Which one care-seekers reach for in different moments
People searching for behavioral health support tend to use ChatGPT and Google AI Overviews at different points in their decision process, not interchangeably. Someone early in figuring out what kind of care they need, or comparing treatment approaches, often turns to a conversational tool to talk through options before naming a location. Someone further along, ready to book, tends to search Google with local intent and expects a direct answer with a clinic name attached.
This distinction matters because a clinic that only optimizes for one engine risks missing an entire stage of the client journey. A person asking ChatGPT broad questions about "how to find the right therapist for postpartum depression" may not mention a city yet, so the model responds with general guidance rather than a specific clinic. That same person, an hour later, may search Google with their city name attached and encounter an AI Overview that names actual practices nearby.
A behavioral health clinic that shows up well in both moments captures a prospective client earlier in their search and again when they are ready to choose. Missing either stage means losing visibility at a point where a competing clinic's information is already answering the question clearly.
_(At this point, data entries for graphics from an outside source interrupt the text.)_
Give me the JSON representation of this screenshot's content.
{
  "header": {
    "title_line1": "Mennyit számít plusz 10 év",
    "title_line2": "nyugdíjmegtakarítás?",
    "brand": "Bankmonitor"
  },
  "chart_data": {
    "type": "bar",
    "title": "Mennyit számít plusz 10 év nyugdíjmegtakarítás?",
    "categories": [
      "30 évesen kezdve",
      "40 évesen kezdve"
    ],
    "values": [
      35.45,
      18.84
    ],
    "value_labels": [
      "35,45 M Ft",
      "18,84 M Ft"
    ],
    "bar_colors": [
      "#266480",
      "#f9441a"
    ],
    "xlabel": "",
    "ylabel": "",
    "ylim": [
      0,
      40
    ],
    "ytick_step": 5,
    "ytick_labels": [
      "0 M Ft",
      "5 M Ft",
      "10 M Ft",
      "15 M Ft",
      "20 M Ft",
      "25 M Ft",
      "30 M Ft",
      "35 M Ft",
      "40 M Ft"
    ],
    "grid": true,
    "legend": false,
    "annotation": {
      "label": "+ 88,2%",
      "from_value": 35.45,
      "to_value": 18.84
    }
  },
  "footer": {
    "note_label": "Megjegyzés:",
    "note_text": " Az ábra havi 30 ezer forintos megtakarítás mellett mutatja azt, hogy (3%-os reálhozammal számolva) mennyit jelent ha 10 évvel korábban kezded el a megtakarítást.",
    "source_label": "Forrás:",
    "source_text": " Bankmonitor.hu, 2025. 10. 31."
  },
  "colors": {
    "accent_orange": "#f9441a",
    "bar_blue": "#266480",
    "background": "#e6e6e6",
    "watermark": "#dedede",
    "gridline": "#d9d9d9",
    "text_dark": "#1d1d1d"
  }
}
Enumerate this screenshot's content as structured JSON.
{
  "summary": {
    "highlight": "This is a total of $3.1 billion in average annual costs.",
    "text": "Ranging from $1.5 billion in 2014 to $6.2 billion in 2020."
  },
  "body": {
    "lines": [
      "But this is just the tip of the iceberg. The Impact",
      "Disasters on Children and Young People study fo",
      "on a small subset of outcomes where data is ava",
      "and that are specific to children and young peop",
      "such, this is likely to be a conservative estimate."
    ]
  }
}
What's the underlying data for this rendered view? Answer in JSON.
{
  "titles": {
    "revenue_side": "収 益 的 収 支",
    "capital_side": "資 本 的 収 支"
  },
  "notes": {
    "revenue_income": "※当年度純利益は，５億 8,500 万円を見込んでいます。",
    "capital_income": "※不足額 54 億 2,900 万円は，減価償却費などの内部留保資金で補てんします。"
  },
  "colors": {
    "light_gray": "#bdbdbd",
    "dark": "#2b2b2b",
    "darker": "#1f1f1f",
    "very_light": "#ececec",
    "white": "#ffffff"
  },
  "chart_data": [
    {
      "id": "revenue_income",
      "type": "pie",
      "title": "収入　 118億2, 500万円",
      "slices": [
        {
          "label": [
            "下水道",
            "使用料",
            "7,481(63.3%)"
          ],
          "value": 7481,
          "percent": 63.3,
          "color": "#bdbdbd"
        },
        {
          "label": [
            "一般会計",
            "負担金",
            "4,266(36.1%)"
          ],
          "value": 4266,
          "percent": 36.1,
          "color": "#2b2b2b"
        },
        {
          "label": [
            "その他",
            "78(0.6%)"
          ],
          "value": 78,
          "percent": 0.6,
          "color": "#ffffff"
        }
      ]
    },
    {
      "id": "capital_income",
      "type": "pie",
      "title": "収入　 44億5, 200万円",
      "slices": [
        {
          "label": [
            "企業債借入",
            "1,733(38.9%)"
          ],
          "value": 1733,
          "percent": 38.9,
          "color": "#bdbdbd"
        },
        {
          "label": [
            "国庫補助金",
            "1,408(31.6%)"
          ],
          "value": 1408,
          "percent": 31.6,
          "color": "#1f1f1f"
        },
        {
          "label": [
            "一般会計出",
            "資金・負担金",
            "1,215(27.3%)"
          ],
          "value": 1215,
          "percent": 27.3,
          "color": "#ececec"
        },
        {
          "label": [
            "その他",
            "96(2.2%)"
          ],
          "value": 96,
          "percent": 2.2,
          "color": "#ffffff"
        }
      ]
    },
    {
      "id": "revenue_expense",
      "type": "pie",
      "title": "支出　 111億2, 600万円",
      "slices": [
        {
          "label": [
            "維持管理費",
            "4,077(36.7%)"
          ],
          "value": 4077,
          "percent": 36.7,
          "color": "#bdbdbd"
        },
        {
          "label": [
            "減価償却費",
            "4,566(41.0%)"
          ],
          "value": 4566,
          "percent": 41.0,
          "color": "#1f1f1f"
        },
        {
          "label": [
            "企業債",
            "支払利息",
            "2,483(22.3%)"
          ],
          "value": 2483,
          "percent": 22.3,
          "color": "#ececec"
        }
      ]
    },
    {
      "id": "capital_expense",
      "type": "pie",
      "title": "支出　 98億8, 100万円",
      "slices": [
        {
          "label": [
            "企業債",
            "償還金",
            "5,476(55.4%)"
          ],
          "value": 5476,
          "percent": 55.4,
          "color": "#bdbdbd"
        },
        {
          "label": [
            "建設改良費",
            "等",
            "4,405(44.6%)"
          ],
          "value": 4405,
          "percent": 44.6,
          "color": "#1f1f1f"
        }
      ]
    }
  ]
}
Where a clinic's effort pays off across both
Clinics that invest in clear, consistent, locally specific information about their services see benefits in both ChatGPT and Google AI Overviews, because both systems ultimately draw on the same underlying pool of web content. A website page that plainly states the clinic's specialties, accepted insurance types, age groups served, and appointment availability gives both a conversational model and a search-based one something concrete and quotable to work with.
Consistency across a clinic's website, directory profiles, and review platforms matters more than volume of content. When a clinic's name, specialties, and location details match everywhere they appear online, both ChatGPT and AI Overviews have less ambiguity to resolve, which increases the odds that either engine cites the clinic confidently rather than staying vague or naming a competitor with cleaner information.
Structured markup on a clinic's website, meaning code that labels information like services, hours, and location in a format search engines can read directly, also supports both engines. It gives AI Overviews a clean source to excerpt and gives any system crawling the web a clear signal of what the clinic offers, reducing the chance that outdated or incomplete information gets picked up instead.
Every week a behavioral health clinic's online information stays vague, outdated, or inconsistent is a week a nearby competitor's clearer, more specific content gets cited instead, in a conversational answer, in an AI Overview, or in both. That gap does not announce itself the way a lost phone call does. It shows up quietly, as clients who never called at all because another clinic's name was the one an AI engine was confident enough to say out loud.